If you're an American, your favorite movie is probably "Casablanca." That's what the best surveys show. Facing a growing Nazi threat, Humphrey Bogart's Rick Blaine gets to us. "I stick my neck out for nobody," Rick says when the collaborationist local police chief arrests one of the regulars at Rick's Cafe, mainly to impress a newly arrived SS officer. It's only when there's talk of attacking America that our hero begins to show the stuff he's made of. "Can you imagine us in London?" a Nazi major asks Rick. "When you get there, ask me," Rick replies. "How about New York?" the Nazi persists. "Well, there are certain sections of New York, Major, that I wouldn't advise you to try to invade."
Now our guy is showing his teeth.

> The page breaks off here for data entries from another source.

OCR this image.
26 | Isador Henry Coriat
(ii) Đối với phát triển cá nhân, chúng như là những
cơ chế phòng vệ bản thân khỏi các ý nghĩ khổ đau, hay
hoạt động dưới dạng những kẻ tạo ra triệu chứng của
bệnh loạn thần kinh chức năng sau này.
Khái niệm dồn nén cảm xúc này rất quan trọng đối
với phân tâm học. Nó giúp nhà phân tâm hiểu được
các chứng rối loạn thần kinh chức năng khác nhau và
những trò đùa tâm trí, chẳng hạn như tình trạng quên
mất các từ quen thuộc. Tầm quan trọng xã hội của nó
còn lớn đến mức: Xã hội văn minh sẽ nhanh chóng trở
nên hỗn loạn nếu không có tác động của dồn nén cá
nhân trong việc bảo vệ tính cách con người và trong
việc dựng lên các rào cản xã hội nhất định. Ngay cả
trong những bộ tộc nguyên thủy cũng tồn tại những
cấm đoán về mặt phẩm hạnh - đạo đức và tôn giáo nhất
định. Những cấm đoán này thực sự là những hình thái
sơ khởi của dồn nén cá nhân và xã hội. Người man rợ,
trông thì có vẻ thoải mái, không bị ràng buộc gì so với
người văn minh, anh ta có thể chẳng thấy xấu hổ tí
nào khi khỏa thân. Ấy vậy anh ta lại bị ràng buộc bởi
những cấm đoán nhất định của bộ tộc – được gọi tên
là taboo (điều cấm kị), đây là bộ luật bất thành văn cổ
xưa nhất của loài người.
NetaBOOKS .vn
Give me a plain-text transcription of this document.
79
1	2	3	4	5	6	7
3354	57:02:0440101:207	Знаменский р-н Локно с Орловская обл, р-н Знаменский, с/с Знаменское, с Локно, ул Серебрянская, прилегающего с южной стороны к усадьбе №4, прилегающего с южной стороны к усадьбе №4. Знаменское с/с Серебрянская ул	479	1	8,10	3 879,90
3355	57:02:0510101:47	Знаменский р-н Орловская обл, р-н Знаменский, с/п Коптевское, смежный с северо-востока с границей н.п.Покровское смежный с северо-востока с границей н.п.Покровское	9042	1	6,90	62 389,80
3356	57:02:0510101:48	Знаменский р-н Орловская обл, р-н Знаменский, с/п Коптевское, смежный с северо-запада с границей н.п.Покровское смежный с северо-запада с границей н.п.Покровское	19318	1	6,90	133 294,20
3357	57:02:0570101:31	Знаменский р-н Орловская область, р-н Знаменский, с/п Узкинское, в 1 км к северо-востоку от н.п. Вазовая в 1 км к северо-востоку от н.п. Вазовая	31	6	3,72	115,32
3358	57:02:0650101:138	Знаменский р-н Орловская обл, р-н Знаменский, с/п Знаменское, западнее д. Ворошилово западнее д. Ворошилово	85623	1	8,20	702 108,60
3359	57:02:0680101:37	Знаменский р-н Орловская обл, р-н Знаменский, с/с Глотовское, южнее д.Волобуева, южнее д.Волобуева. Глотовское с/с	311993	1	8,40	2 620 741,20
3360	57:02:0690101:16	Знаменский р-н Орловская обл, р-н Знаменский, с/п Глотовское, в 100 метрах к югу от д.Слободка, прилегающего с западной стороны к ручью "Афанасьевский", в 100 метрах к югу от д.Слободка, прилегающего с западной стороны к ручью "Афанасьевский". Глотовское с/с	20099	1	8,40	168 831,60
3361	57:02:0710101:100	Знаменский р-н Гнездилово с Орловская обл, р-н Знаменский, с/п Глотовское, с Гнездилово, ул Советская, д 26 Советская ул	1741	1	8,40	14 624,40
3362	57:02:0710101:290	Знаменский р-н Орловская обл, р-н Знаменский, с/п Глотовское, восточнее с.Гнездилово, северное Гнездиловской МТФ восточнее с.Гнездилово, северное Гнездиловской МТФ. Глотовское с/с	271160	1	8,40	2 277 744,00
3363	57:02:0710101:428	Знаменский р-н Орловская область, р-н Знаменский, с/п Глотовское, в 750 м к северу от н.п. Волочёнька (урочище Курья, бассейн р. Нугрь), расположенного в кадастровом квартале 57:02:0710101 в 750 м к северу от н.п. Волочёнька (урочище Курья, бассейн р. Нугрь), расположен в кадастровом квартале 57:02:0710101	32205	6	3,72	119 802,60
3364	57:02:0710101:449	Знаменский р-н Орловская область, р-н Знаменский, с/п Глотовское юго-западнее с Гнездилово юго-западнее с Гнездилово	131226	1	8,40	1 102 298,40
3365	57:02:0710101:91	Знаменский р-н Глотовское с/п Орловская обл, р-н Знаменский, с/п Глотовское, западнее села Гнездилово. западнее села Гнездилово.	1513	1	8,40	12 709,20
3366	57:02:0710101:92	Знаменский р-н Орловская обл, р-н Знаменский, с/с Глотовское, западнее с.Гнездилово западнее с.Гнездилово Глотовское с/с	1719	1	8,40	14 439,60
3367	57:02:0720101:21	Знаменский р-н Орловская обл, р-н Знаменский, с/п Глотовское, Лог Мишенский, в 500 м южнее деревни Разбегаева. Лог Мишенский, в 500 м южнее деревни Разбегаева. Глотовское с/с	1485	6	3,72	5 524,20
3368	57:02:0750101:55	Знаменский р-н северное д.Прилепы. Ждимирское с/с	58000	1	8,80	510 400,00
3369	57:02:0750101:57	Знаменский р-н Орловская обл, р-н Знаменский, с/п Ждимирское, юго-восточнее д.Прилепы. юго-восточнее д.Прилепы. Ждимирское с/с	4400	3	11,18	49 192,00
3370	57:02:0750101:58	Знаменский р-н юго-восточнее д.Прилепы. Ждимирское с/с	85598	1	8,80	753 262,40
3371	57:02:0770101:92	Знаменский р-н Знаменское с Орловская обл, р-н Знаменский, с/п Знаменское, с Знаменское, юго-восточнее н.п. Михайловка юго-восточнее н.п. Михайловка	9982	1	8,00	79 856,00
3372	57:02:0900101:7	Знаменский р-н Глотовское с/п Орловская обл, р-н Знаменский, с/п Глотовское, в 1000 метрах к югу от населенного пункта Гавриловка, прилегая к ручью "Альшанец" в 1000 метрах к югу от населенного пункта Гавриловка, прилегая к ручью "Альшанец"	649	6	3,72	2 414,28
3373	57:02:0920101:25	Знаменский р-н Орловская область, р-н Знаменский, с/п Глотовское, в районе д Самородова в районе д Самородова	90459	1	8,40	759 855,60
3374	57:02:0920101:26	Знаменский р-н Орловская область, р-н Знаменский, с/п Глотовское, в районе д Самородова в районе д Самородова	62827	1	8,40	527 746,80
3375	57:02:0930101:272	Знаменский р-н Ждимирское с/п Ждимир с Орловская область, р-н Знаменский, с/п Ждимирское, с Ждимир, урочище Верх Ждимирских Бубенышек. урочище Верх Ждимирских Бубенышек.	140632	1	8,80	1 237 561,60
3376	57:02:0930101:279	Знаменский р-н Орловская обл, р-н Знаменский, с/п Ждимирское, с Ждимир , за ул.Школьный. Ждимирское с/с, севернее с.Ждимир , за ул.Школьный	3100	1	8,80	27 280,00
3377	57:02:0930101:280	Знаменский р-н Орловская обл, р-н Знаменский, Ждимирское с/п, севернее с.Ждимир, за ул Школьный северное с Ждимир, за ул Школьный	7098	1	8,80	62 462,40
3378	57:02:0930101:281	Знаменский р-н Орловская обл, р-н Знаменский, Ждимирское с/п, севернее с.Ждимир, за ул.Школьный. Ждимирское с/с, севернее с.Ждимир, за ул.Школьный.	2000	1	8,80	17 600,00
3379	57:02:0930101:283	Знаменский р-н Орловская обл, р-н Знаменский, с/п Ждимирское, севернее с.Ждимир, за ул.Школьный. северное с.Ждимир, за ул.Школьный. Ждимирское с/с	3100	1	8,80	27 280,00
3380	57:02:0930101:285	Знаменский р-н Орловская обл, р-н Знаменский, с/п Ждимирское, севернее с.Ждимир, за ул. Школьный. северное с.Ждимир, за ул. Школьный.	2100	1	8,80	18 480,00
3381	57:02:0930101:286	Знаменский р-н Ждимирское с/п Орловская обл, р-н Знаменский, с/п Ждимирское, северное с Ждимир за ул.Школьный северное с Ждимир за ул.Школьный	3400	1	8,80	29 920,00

When his ideals, his love and his country are on the line, Rick will commit himself to the war against an evil he now sees in his face.
Like the hero of "Casablanca" we are not a country impressed by generals in epaulets and high-peaked hats. Our officers don't strut. Our troops don't goose-step. But while we reject the dandified haberdashery of war, we will strike back ferociously when attacked, when someone or something we value dearly is threatened.
It's a tradition with roots older than the Republic. The rattlesnake of don't tread on me is an ancient American icon. "The Rattle-Snake is solitary, and associates with her kind only when it is necessary for their preservation," said Benjamin Franklin. This marks our instinct to ally with others when faced with a common danger. During the American Revolution, the artist Benjamin West was asked by King George III what he thought George Washington would do after the war. When West answered that Washington would return to his Virginia farm, the king replied, "If he does that, he will be the greatest man in the world." When he left the presidency after two terms, Washington set an important standard: there was a power and majesty in humility.
Part of this tradition is geography; we are a relatively contained country. Part was our recoiling from what Jefferson called the "entangling alliances" of European quarrels. "I want an American character that the powers of Europe may be convinced we act for ourselves and not the others," Washington had warned in his farewell.